We are at the beach as you can see from the picture, specifically Virginia Beach. In this offseason time, it is strangely quiet for the beach. The only noise is the surf, and most of the people around are also quietly walking dogs or strolling the beach, but there are not many of us here. I don’t see people as I would at home. It is a jarring experience of quiet and isolation compared to what I am used to finding at the beach when things are buzzing in the summer.
In some ways, it takes me to how I feel about Good Friday. This is an empty day of quiet and isolation, sadness and waiting. This is a holding day when the disciples were powerless but to watch the greatest travesty of the world, an injustice that they only just began to grasp.
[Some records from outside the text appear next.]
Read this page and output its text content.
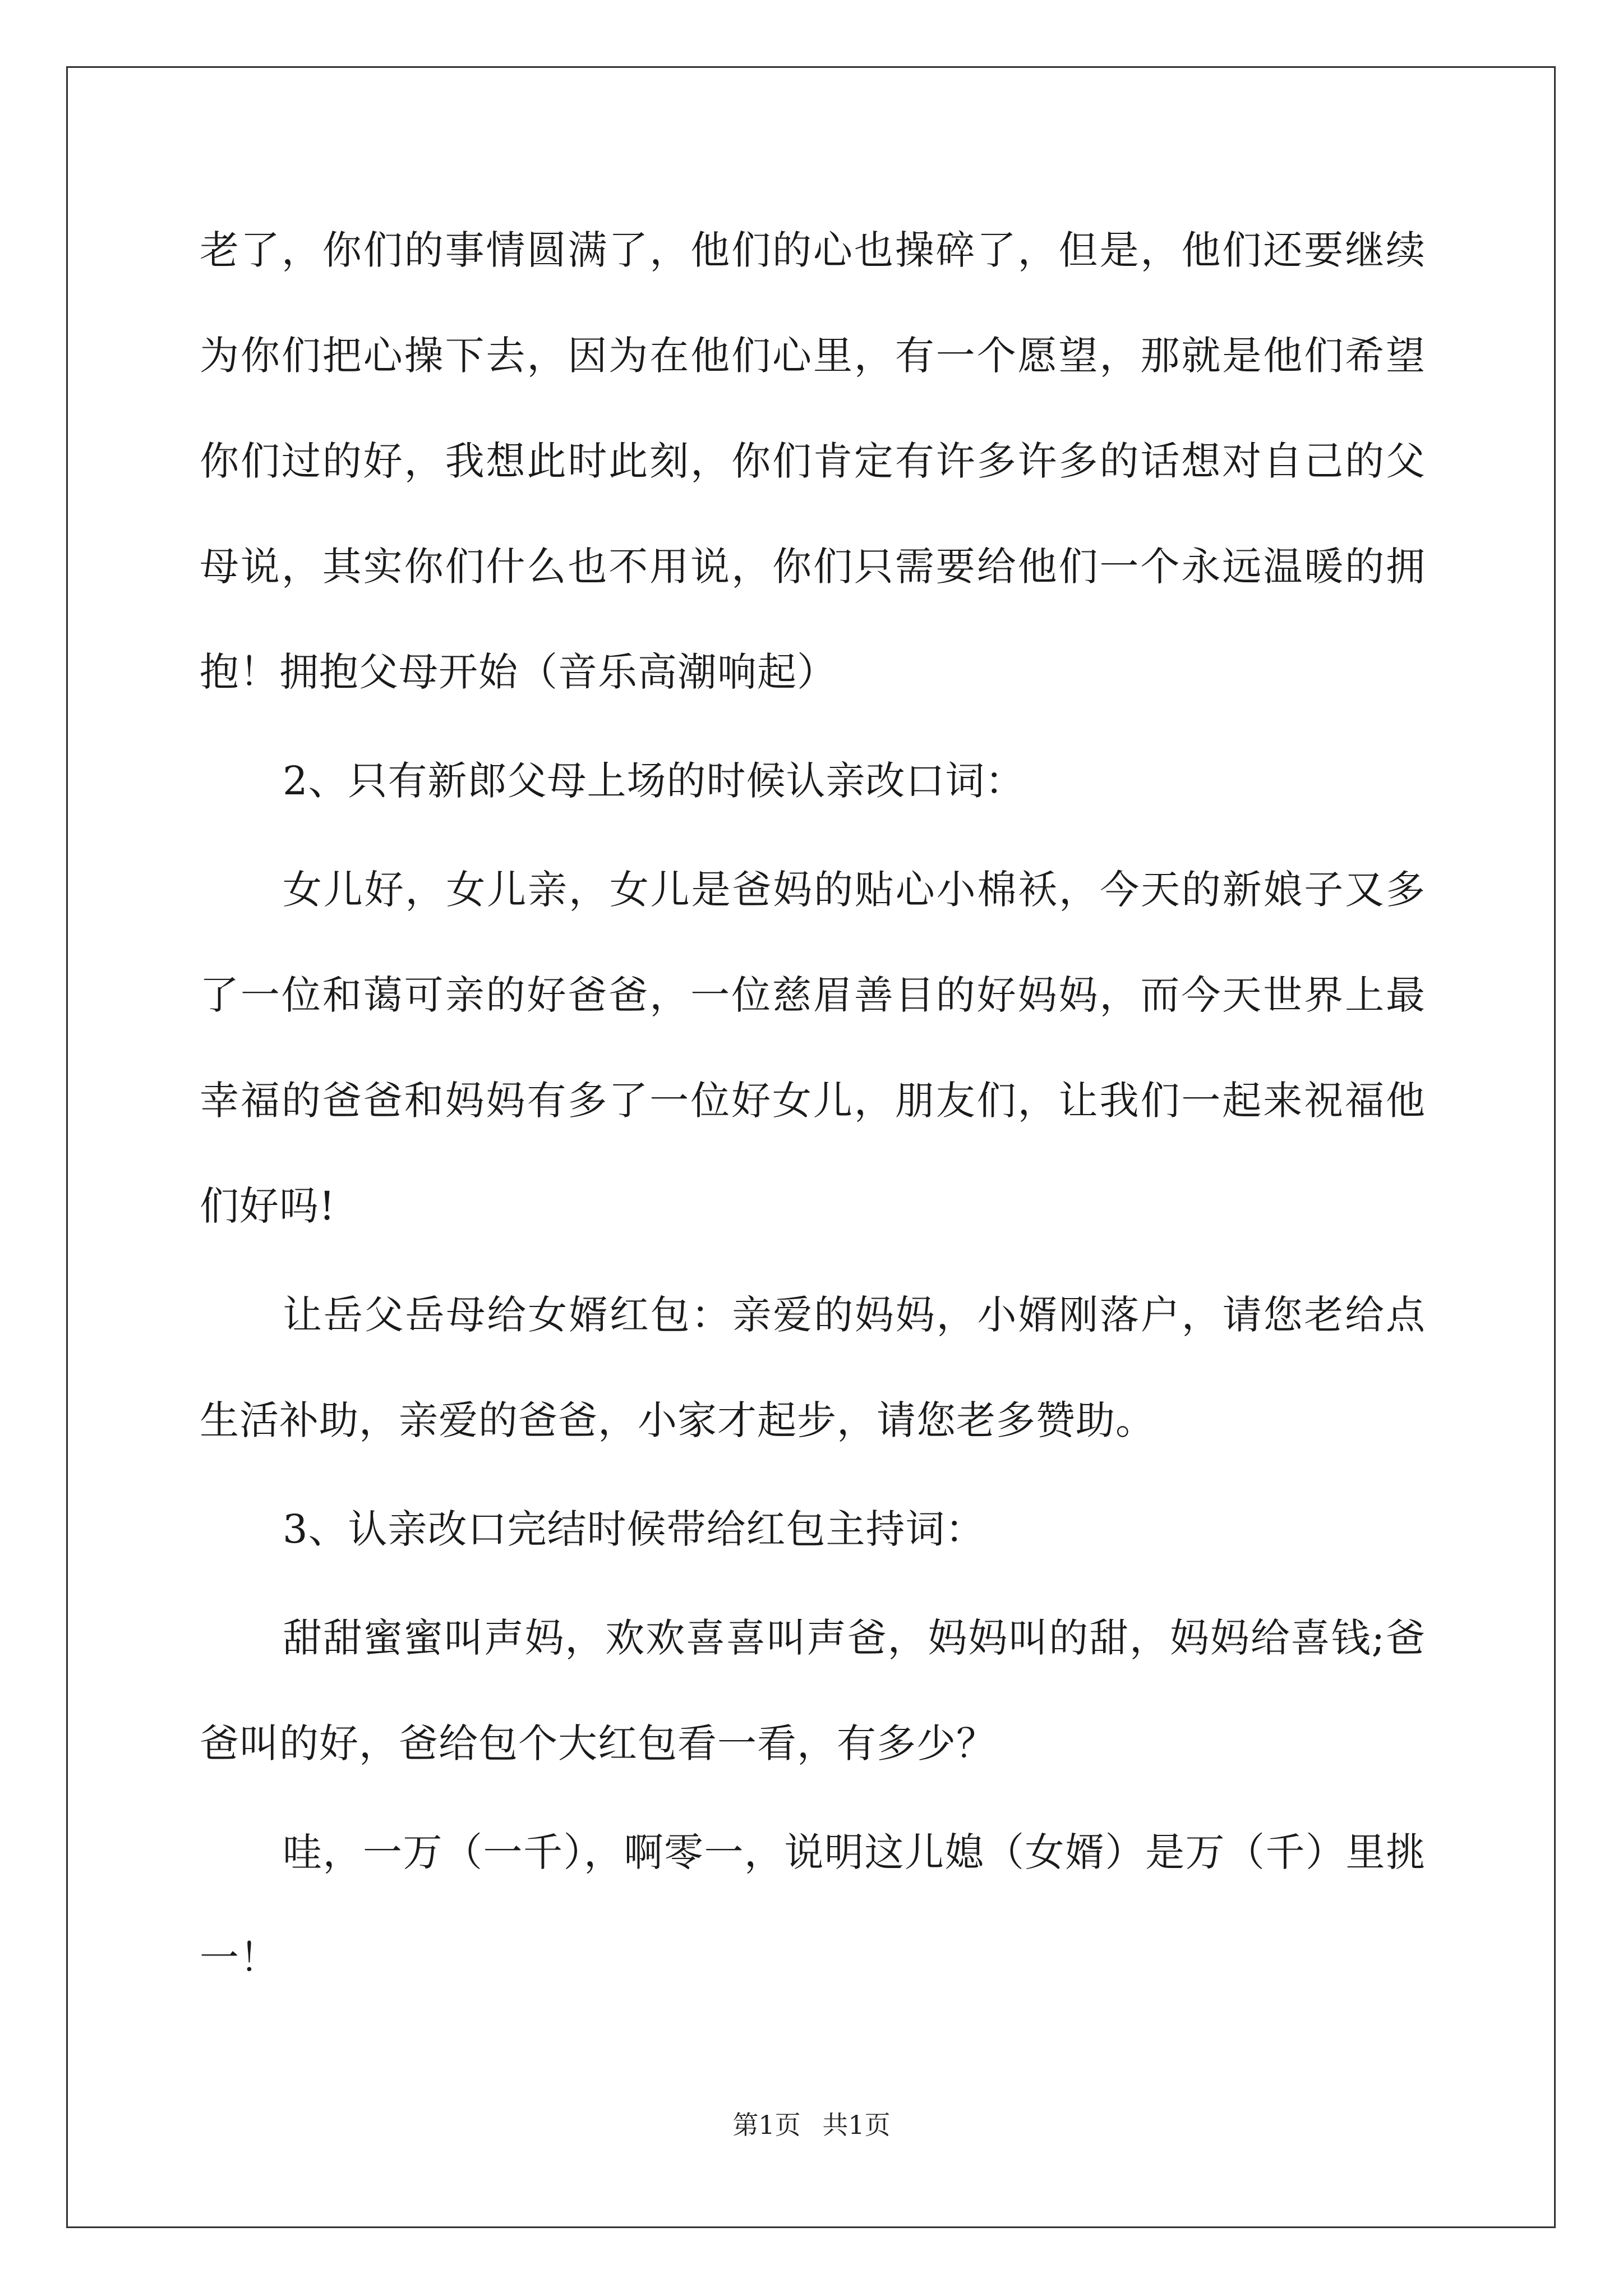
老了，你们的事情圆满了，他们的心也操碎了，但是，他们还要继续为你们把心操下去，因为在他们心里，有一个愿望，那就是他们希望你们过的好，我想此时此刻，你们肯定有许多许多的话想对自己的父母说，其实你们什么也不用说，你们只需要给他们一个永远温暖的拥抱！拥抱父母开始（音乐高潮响起）

2、只有新郎父母上场的时候认亲改口词：

女儿好，女儿亲，女儿是爸妈的贴心小棉袄，今天的新娘子又多了一位和蔼可亲的好爸爸，一位慈眉善目的好妈妈，而今天世界上最幸福的爸爸和妈妈有多了一位好女儿，朋友们，让我们一起来祝福他们好吗!

让岳父岳母给女婿红包：亲爱的妈妈，小婿刚落户，请您老给点生活补助，亲爱的爸爸，小家才起步，请您老多赞助。

3、认亲改口完结时候带给红包主持词：

甜甜蜜蜜叫声妈，欢欢喜喜叫声爸，妈妈叫的甜，妈妈给喜钱;爸爸叫的好，爸给包个大红包看一看，有多少？

哇，一万（一千），啊零一，说明这儿媳（女婿）是万（千）里挑一！

第1页 共1页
In despair, they could do nothing but wait and anticipate in fearful isolation what the world might bring next.
Certainly, they were caught up in feelings which I cannot truly understand or even articulate. They were in a state of desperate despair that also does not reflect my heart with my family in this pleasant time of rest. No, our experiences are radically different, but the feelings of differentness, isolation from the world, silence, and waiting all make me think of this day.
There is a powerful and profound effect from this kind of waiting. It takes us away from the routines of our lives and compels us to wait in difference. The disciples all did know that their lives were forever altered. No one could go back to the way things were. There was no undoing all that they had shared. They were changed people; they just did not know how changed.
In this time of unusual waiting, we remember this day the great silence that fell following Jesus’ death. We also remember how our lives today grapple with isolation, waiting, and the non-normal that is becoming more normal. We will never be able to go back. We can never be the same people, again, but God is doing something even in this moment. Something new is coming. That I absolutely believe. Wait with me, friends, for God’s coming glory.